IN NO EVENT SHALL SELLER BE LIABLE FOR ANY CONSEQUENTIAL, INDIRECT, INCIDENTAL, SPECIAL, EXEMPLARY, OR PUNITIVE DAMAGES WITH REGARD TO ANY CLAIM ARISING OUT OF OR RELATING TO THIS CONTRACT.

It is further understood that Seller shall not be responsible for any damage to or deterioration of any of its work, whether completed or in process, resulting from any cause or causes beyond its reasonable control, including but not limited to design, failure of subgrade or other subsurface conditions, or failure or inadequacy of any labor or materials not furnished and installed by Seller, whether or not such failure or inadequacy was or could have been known at the time its work was undertaken, or for any work performed under adverse weather conditions.

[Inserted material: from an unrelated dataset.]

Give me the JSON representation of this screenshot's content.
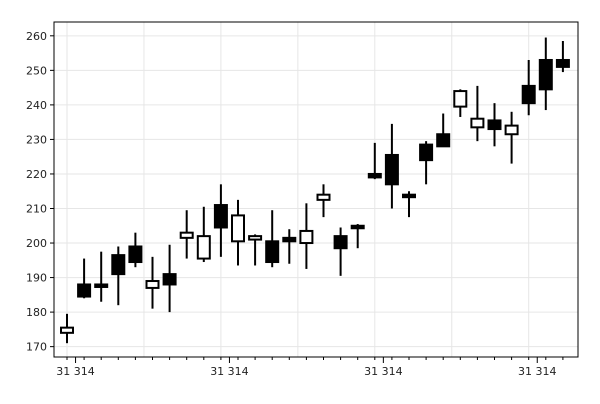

  1. Indemnity. To the maximum extent permitted by applicable law, Buyer shall defend, indemnify and hold Seller, its officers, employees, agents, insurers, sureties, and affiliates, harmless from any and all losses, damages, expenses (including attorneys’ fees), claims, suits, liabilities, fines and remedial or clean-up costs arising out of or in any way related to: (i) Buyer’s breach of this Agreement; or (ii) any act or omission by or on behalf of Buyer, its employees, contractors and/or agents.
  2. Applicable Law. This Contract, and the rights, duties, obligations and remedies of the parties shall be governed by or construed in accordance with the laws of the state where the Project is located.

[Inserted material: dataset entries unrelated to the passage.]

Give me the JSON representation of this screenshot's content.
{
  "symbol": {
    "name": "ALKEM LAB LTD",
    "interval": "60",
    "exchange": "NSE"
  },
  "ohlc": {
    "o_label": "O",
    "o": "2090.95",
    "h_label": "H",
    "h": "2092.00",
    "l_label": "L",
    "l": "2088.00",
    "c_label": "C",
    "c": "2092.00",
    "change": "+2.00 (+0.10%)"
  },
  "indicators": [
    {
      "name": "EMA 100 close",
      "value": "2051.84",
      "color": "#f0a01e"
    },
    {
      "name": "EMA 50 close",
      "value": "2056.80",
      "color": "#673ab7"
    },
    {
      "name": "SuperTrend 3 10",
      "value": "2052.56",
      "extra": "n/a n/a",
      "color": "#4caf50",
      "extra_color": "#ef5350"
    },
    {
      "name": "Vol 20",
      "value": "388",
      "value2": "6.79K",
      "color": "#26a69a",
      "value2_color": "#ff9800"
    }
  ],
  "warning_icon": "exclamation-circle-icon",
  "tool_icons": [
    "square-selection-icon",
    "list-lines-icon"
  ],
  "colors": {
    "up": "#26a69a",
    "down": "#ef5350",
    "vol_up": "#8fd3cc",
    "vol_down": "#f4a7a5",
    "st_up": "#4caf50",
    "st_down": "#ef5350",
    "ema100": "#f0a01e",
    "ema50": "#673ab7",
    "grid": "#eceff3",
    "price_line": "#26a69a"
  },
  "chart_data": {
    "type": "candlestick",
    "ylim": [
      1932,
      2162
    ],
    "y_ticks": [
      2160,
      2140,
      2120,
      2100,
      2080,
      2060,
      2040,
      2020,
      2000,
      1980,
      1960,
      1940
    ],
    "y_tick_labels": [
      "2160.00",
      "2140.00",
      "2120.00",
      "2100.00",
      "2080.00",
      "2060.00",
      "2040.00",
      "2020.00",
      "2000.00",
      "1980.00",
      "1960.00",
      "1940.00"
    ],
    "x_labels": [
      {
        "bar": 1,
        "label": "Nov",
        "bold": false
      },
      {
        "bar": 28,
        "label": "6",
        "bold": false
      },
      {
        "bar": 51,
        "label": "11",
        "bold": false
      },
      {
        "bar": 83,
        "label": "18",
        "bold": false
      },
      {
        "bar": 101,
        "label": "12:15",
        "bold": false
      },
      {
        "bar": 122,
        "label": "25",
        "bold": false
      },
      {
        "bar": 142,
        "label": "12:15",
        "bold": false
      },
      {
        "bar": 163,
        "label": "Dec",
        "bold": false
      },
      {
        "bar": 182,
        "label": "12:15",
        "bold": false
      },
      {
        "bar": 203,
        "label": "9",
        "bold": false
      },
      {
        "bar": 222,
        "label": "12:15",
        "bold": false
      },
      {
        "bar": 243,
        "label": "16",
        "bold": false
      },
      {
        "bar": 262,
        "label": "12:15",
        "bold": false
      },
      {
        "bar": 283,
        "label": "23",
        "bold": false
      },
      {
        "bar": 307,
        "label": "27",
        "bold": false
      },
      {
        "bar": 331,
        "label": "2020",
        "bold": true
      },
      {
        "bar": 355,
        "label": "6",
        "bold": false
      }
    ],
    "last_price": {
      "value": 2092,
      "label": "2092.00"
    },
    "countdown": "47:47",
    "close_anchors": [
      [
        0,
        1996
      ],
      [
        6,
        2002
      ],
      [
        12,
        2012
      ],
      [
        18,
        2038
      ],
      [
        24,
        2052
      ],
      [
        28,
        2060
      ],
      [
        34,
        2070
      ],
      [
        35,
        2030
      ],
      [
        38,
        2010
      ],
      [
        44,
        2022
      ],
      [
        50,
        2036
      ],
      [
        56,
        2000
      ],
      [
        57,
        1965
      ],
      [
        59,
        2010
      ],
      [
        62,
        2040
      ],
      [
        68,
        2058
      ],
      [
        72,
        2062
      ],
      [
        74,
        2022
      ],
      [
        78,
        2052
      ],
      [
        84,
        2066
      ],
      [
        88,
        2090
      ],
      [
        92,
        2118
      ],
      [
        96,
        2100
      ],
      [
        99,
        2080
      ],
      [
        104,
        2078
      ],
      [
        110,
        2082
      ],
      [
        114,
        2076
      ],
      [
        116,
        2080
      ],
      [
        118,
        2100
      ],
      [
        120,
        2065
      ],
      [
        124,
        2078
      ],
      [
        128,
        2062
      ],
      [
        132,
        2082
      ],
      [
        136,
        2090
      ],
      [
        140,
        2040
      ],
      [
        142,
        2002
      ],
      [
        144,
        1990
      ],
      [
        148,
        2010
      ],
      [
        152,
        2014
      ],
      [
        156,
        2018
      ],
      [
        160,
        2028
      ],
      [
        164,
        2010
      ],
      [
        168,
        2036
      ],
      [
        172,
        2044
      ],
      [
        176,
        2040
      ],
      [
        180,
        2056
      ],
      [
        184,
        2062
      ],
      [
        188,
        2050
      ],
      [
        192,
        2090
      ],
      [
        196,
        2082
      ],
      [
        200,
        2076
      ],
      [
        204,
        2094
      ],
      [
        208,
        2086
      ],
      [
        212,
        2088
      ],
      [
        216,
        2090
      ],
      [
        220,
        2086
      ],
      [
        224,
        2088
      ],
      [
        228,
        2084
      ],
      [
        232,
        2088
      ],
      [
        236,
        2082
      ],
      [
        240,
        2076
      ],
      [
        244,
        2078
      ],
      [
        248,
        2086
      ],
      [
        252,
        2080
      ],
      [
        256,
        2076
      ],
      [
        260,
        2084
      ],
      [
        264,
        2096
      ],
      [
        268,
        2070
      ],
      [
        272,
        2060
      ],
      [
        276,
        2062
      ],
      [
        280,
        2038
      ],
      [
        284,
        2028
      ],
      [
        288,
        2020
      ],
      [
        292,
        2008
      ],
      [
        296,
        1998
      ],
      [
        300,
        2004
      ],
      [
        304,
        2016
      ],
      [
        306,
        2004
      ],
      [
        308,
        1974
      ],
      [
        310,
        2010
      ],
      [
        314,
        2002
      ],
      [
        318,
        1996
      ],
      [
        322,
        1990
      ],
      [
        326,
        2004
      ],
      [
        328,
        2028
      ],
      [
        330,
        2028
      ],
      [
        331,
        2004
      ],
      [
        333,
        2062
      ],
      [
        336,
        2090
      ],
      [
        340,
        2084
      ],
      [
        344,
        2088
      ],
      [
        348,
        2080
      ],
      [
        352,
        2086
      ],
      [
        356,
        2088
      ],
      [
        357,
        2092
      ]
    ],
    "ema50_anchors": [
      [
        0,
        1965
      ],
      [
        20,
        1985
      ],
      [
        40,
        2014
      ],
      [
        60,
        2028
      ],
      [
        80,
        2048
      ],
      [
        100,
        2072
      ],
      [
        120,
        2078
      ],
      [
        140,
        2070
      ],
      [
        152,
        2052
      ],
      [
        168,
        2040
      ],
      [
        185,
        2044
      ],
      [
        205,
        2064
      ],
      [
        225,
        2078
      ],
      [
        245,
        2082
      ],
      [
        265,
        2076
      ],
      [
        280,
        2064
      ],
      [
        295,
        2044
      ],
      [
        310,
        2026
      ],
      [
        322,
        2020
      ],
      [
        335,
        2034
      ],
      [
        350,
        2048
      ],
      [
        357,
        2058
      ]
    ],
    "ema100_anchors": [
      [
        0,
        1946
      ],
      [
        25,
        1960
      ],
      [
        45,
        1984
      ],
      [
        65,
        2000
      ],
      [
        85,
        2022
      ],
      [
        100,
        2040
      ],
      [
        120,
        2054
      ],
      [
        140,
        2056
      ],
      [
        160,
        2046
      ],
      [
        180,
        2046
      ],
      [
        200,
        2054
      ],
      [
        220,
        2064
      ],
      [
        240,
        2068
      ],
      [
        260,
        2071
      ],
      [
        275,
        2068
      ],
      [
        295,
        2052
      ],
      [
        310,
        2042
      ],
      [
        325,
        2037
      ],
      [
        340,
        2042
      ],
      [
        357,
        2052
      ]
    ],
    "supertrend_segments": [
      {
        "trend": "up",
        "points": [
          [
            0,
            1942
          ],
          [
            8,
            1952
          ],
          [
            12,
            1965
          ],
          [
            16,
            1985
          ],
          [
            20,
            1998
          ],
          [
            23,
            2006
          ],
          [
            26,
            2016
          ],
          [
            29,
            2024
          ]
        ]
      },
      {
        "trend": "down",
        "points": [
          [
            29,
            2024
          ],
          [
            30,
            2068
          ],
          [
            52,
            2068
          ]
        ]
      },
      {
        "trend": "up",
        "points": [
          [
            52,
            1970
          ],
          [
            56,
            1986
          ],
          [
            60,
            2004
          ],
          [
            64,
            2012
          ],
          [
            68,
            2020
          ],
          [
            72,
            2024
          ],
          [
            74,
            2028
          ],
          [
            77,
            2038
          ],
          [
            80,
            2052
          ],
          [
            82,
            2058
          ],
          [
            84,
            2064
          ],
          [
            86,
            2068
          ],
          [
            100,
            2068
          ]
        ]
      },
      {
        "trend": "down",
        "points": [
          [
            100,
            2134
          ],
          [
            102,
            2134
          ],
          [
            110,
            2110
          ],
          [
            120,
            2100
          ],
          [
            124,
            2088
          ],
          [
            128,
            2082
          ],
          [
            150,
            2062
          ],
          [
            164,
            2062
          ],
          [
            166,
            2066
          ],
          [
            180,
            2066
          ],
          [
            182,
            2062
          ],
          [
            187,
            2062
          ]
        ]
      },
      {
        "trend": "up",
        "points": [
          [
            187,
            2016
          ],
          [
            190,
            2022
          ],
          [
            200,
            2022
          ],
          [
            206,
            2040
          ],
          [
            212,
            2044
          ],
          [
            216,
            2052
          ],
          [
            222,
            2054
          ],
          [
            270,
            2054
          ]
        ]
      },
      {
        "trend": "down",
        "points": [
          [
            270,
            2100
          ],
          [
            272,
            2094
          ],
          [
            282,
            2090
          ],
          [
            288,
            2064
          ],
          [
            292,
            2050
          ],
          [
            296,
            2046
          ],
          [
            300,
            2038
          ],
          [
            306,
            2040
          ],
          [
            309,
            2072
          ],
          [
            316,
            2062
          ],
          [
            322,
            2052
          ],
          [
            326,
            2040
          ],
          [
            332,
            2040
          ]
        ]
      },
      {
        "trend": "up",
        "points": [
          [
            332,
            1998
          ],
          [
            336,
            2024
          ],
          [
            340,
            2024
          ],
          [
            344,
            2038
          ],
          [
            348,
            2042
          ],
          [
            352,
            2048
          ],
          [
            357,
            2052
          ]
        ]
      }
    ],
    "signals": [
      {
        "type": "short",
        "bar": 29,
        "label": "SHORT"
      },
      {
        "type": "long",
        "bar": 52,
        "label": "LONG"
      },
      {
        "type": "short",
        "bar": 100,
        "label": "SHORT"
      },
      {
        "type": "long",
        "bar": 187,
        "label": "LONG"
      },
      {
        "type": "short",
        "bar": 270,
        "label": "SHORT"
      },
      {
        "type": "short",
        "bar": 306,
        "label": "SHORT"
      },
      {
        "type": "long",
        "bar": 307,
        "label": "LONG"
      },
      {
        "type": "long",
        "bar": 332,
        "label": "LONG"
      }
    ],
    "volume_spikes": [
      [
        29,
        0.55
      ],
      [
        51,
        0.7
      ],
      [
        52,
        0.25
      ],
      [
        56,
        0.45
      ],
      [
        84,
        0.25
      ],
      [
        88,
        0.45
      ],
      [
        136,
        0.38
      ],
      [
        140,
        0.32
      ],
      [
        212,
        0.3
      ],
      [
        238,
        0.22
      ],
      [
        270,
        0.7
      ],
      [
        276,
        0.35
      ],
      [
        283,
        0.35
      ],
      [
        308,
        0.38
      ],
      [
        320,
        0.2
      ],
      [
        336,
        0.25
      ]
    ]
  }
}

  3. Work Conditions: If Seller’s work is dependent upon or must be undertaken in conjunction with the work of others, such work shall be so performed and completed as to permit Seller to perform its work in a normal uninterrupted single shift operation. Unless a time for the performance of Seller’s work is specified, Seller shall undertake the work during its normal operating schedule. Seller shall not be liable for any failure to undertake or complete the work for causes beyond its control, and Seller may suspend the work for causes beyond its control, including but not limited to fire, flood or other casualty; the presence on or beneath the work site of utilities, facilities, substances, or objects, including but not limited to any substance that in Seller’s opinion is hazardous or toxic or the reporting, remediation, or clean-up of which is required by any law or regulation; labor disputes or other disagreements; and accidents or other mishaps, whether affecting this work or other operations in which Seller is involved, directly or indirectly. If for causes beyond Seller’s control, Seller’s work is not completed within twelve (12) months after the date of Buyer’s acceptance of the Contract, Seller may cancel this Contract. In such event: (i) Seller shall be relieved of any further obligation with respect to the balance of the work; and (ii) Seller shall be entitled to receive final and complete payment for all work performed by us to the date of cancellation within fifteen (15) days thereafter.
  4. MANDATORY BINDING ARBITRATION: ALL CLAIMS OR CONTROVERSIES ARISING OUT OF OR RELATED TO THIS CONTRACT, SHALL BE SUBMITTED TO AND RESOLVED BY BINDING ARBITRATION BY A SINGLE ARBITRATOR IN THE COUNTY AND STATE WHERE THE PROJECT IS LOCATED. THE AMERICAN ARBITRATION ASSOCIATION (“AAA”) SHALL CONDUCT THE ARBITRATION AND THE COSTS OF THE ARBITRATION SHALL BE BORNE EQUALLY BY THE PARTIES. NOTWITHSTANDING ANY LANGUAGE TO THE CONTRARY IN THIS CONTRACT, THE PARTIES AGREE: THAT THE UNDERLYING AWARD MAY BE APPEALED PURSUANT TO THE AAA’S OPTIONAL APPELLATE ARBITRATION RULES (“APPELLATE RULES”); THAT THE UNDERLYING AWARD RENDERED BY THE ARBITRATOR SHALL, AT A MINIMUM, BE A REASONED AWARD; AND THAT THE UNDERLYING AWARD SHALL NOT BE CONSIDERED FINAL UNTIL AFTER THE TIME FOR FILING THE NOTICE OF APPEAL PURSUANT TO THE APPELLATE RULES HAS EXPIRED.